Personally, I still feel as excited as ever about the prize and here’s why. Early in the summer a friend recommended that I read Neel Mukherjee’s “The Lives of Others.” I did so and was bowled over by the strength and originality of this author’s writing. Reading about how this complex family network gradually imploded amidst the political strife of the time, I was wrapped in the individual stories of each striking character and the great symbolic weight of the house they inhabited. I wrote about the book here and remember thinking what a shame it was this book would probably pass by largely unnoticed. Given the subject matter, length and complexity of the novel it’s one that I was worried would slip between the cracks and go largely unnoticed. When the book was published I attended Mukherjee’s reading at the South Bank Centre in one of their smaller event spaces. The author spoke eloquently and everyone felt moved, but the audience was only half full. Now here he is on the Booker shortlist and tonight the largest South Bank auditorium was packed full listening to Mukherjee read. It’s the power of this prize to bring a talented literary voice like his to popular attention.

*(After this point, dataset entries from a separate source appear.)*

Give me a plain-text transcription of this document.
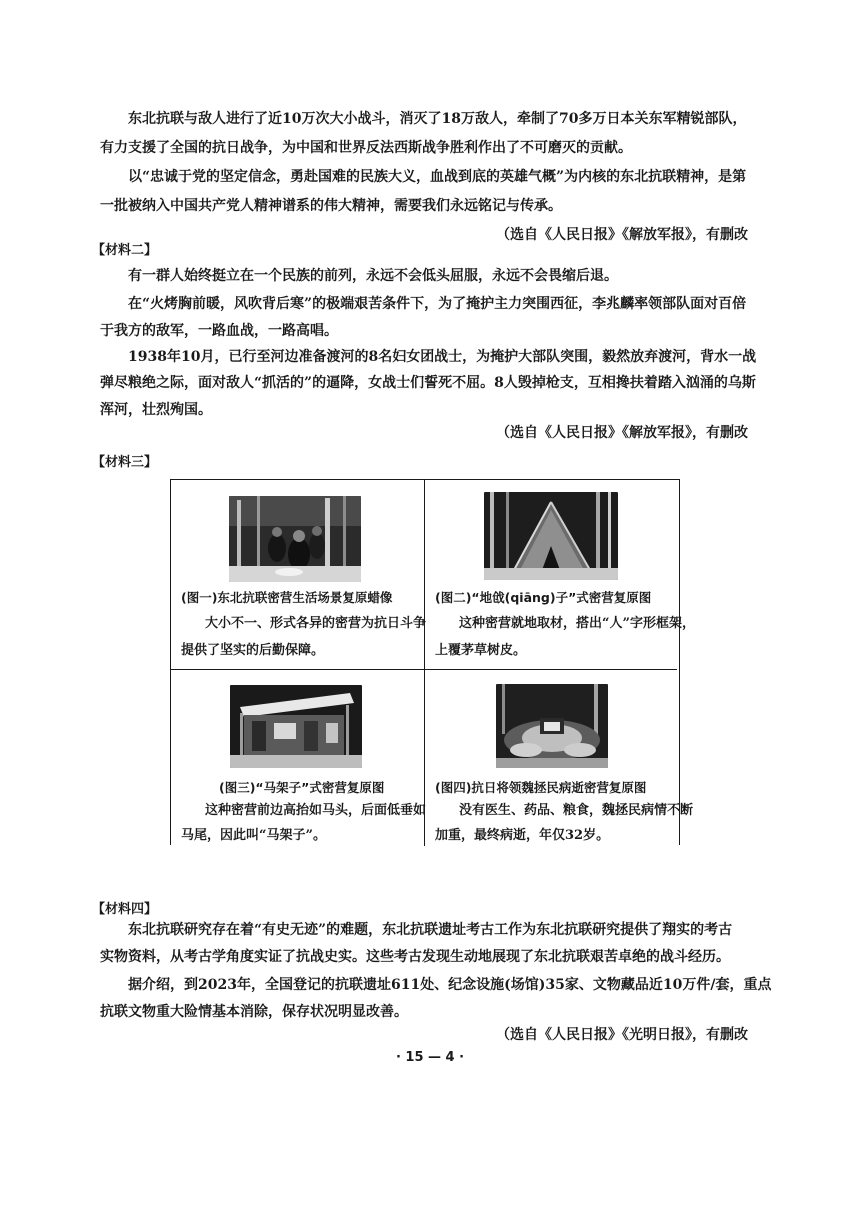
东北抗联与敌人进行了近10万次大小战斗，消灭了18万敌人，牵制了70多万日本关东军精锐部队，

有力支援了全国的抗日战争，为中国和世界反法西斯战争胜利作出了不可磨灭的贡献。

以“忠诚于党的坚定信念，勇赴国难的民族大义，血战到底的英雄气概”为内核的东北抗联精神，是第

一批被纳入中国共产党人精神谱系的伟大精神，需要我们永远铭记与传承。

（选自《人民日报》《解放军报》，有删改

【材料二】

有一群人始终挺立在一个民族的前列，永远不会低头屈服，永远不会畏缩后退。

在“火烤胸前暖，风吹背后寒”的极端艰苦条件下，为了掩护主力突围西征，李兆麟率领部队面对百倍

于我方的敌军，一路血战，一路高唱。

1938年10月，已行至河边准备渡河的8名妇女团战士，为掩护大部队突围，毅然放弃渡河，背水一战

弹尽粮绝之际，面对敌人“抓活的”的逼降，女战士们誓死不屈。8人毁掉枪支，互相搀扶着踏入汹涌的乌斯

浑河，壮烈殉国。

（选自《人民日报》《解放军报》，有删改

【材料三】

(图一)东北抗联密营生活场景复原蜡像

大小不一、形式各异的密营为抗日斗争

提供了坚实的后勤保障。

(图二)“地戗(qiāng)子”式密营复原图

这种密营就地取材，搭出“人”字形框架，

上覆茅草树皮。

(图三)“马架子”式密营复原图

这种密营前边高抬如马头，后面低垂如

马尾，因此叫“马架子”。

(图四)抗日将领魏拯民病逝密营复原图

没有医生、药品、粮食，魏拯民病情不断

加重，最终病逝，年仅32岁。

【材料四】

东北抗联研究存在着“有史无迹”的难题，东北抗联遗址考古工作为东北抗联研究提供了翔实的考古

实物资料，从考古学角度实证了抗战史实。这些考古发现生动地展现了东北抗联艰苦卓绝的战斗经历。

据介绍，到2023年，全国登记的抗联遗址611处、纪念设施(场馆)35家、文物藏品近10万件/套，重点

抗联文物重大险情基本消除，保存状况明显改善。

（选自《人民日报》《光明日报》，有删改

· 15 — 4 ·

Certainly, plenty of other authors who weren’t long listed or even considered for the prize deserve attention as well. But at least the prize has given an author like Mukherjee a better chance to be heard. Although Ali Smith is an incredibly well-regarded author now, I’m certain her public appeal wouldn’t be as high if it weren’t for her inclusion on the Booker list in past years. That she’s been singled out again as worthy of being on the short list for her fantastically moving “How to Be Both” makes me feel that the well-read judges of the prize do care about quality in literature over public appeal. Although I greatly enjoyed reading Ferris and Fowler’s novels, I am really rooting for Mukherjee or Smith to win. It seems slightly ridiculous comparing the two as stylistically these books couldn’t be further apart from each other. But both are worthy of being read and, if I had to place a bet on who will win tomorrow, I would bet on Neel Mukherjee taking the prize. He is tipped as the favourite, but this time I think the bookies have it right.